An example of this would be someone that requires less than 100 particles per square foot within their clean room, and as a result determines that they need an ISO 5 (or class 100) cleanroom. But if that particle is 1/2 micron in size, or 5 micron in size, that would be a significant difference. So if they think they’re looking at a ½ micron sized-particle, but really the particle that is a problem for them is a 5 micron particle – From a cleanroom classification, this doesn’t translate to an ISO 5 cleanroom (or class 100). This actually translates into an ISO 8 cleanroom (or class 100,000).
There are a lot of determining factors involved and in every industry there is a default that you start with. In medical device packaging for instance the default is ISO 7 (or class 10,000) cleanroom. The main question to ask is, what do I really need for my contamination levels? What size particle is my issue, and how much air do I have to circulate to get that contamination out?
A cleanroom is designed to keep the outside environment from getting in. Once you’ve built your environment, the two things that cause contamination in it are the people and the process.
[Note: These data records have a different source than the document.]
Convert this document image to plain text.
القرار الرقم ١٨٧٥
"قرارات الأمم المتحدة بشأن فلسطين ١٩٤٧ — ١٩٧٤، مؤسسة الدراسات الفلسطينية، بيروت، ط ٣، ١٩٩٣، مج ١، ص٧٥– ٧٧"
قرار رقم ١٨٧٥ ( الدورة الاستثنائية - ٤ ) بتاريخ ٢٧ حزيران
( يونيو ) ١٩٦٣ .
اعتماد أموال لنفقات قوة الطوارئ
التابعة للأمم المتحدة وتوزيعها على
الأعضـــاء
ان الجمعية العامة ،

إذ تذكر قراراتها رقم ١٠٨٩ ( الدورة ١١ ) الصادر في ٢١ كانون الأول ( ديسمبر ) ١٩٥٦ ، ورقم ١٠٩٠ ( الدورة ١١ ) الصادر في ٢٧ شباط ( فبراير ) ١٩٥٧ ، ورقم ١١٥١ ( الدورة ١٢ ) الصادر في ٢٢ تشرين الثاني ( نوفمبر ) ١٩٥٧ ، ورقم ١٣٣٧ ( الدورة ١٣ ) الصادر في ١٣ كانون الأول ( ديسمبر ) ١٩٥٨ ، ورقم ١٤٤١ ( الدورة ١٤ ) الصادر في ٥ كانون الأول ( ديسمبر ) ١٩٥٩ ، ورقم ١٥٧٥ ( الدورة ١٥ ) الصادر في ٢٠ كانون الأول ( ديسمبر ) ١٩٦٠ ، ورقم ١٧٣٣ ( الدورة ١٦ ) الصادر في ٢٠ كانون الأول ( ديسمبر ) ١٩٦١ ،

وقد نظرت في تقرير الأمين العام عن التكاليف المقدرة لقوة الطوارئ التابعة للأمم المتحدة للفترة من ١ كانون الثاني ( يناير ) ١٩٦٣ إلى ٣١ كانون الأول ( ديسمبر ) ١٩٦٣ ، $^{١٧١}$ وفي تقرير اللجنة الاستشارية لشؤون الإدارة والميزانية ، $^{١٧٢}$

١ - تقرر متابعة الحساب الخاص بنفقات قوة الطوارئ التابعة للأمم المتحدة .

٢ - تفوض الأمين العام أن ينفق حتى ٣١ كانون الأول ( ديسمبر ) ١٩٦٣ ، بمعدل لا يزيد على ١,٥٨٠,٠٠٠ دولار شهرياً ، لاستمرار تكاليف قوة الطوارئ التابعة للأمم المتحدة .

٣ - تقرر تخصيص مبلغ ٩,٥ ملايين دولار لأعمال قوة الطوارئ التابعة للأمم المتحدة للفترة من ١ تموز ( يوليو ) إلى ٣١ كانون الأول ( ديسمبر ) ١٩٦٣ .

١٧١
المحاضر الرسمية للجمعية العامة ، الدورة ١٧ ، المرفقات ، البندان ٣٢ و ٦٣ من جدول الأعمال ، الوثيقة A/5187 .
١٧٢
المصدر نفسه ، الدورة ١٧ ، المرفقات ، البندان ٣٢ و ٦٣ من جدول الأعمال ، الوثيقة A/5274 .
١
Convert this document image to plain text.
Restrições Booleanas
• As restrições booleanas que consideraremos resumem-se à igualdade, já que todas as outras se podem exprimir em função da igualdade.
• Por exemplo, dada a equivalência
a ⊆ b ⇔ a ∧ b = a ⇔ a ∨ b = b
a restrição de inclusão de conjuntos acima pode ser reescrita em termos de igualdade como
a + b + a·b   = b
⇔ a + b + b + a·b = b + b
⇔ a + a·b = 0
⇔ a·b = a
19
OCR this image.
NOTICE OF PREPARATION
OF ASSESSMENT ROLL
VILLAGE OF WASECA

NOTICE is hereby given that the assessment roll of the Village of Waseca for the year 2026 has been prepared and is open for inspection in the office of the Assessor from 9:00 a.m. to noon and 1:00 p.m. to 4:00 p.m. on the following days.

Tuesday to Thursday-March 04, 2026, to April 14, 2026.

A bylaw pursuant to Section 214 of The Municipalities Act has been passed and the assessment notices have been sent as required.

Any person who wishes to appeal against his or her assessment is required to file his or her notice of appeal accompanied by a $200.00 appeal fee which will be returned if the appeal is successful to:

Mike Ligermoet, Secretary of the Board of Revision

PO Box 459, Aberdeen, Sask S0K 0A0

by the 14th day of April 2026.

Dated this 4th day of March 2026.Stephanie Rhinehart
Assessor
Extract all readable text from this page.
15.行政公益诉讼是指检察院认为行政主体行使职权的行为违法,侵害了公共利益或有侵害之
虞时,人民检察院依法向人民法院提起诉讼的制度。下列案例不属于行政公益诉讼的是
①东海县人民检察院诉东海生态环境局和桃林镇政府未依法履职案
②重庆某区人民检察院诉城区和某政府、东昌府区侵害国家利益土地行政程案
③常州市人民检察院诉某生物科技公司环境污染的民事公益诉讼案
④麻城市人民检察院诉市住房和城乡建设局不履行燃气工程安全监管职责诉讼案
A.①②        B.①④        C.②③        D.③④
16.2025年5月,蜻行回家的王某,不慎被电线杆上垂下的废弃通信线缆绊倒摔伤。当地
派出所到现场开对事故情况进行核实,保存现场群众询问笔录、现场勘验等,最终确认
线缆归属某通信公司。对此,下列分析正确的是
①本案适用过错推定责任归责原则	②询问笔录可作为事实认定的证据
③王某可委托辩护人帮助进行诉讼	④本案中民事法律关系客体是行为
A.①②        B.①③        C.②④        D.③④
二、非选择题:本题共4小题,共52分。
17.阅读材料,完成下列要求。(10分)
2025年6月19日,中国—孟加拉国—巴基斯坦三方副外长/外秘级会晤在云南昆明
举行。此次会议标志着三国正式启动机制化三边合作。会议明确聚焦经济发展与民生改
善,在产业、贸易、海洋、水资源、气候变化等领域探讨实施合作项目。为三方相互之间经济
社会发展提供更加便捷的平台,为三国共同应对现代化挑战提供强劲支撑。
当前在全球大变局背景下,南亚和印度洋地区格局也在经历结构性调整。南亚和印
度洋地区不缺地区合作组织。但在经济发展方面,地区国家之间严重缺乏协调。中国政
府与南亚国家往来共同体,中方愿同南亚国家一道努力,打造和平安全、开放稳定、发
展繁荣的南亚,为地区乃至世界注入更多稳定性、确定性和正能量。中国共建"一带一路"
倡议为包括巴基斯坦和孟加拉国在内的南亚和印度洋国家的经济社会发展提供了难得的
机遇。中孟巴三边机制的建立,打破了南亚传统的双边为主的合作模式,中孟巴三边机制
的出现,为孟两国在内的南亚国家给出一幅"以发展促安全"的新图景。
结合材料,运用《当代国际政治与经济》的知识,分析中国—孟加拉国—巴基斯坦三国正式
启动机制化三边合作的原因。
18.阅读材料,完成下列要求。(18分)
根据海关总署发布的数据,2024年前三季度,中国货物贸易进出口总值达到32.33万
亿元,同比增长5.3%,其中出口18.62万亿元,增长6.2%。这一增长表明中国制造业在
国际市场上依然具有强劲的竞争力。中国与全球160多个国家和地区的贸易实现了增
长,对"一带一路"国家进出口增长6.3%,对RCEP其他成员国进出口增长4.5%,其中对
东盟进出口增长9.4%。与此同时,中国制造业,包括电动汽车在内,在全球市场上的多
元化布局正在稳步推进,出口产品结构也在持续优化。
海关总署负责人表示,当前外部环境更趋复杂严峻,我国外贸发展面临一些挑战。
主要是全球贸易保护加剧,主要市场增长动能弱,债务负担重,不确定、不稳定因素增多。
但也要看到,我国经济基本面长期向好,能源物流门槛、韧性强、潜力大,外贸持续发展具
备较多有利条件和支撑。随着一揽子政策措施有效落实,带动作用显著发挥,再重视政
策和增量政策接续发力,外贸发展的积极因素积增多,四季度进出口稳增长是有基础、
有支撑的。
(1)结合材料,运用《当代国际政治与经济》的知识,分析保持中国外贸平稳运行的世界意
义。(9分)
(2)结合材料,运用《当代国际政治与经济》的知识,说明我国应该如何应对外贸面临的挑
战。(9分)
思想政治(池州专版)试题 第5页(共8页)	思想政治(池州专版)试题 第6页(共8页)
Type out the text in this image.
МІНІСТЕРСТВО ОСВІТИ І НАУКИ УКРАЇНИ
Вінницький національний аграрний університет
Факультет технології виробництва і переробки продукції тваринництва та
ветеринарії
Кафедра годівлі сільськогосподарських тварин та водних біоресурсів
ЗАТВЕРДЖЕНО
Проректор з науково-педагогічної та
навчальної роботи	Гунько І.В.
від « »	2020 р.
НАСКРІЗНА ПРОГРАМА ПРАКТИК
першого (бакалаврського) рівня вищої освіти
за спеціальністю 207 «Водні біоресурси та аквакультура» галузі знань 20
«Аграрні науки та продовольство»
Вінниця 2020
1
So, what contamination is generated by people, and what contamination is generated by the process is what you have to determine.
Often times what you find is that you can go with a less-clean cleanroom by garmenting people to a higher level, and understanding where your contamination is coming from. Where you locate return air grills, and filtration can give you cleaner areas within a clean room, but takes your overall cleanroom to a lower level. This will save you significant cost from both construction and operational standpoints.
One of the reasons they did the ISO standards, is they created an environment called “ISO Class 9,” which was never a cleanroom classification before. It translates roughly into what the pharmaceutical industry calls a “controlled and classified area.” By controlled and classified, this means that it is controlled to a particle level (you have HEPA filtration), its controlled to the temperature and humidity that you’ve specified, but it’s not classified in terms of the particle count. It’s pressurized, its controlled temperature-wise, and you’re filtering the air. In many cases, that’s all that a client needs from a cleanroom standpoint.
If you’re not careful, you can end up building a clean room far beyond your actual requirements and there are dramatic costs involved with doing that.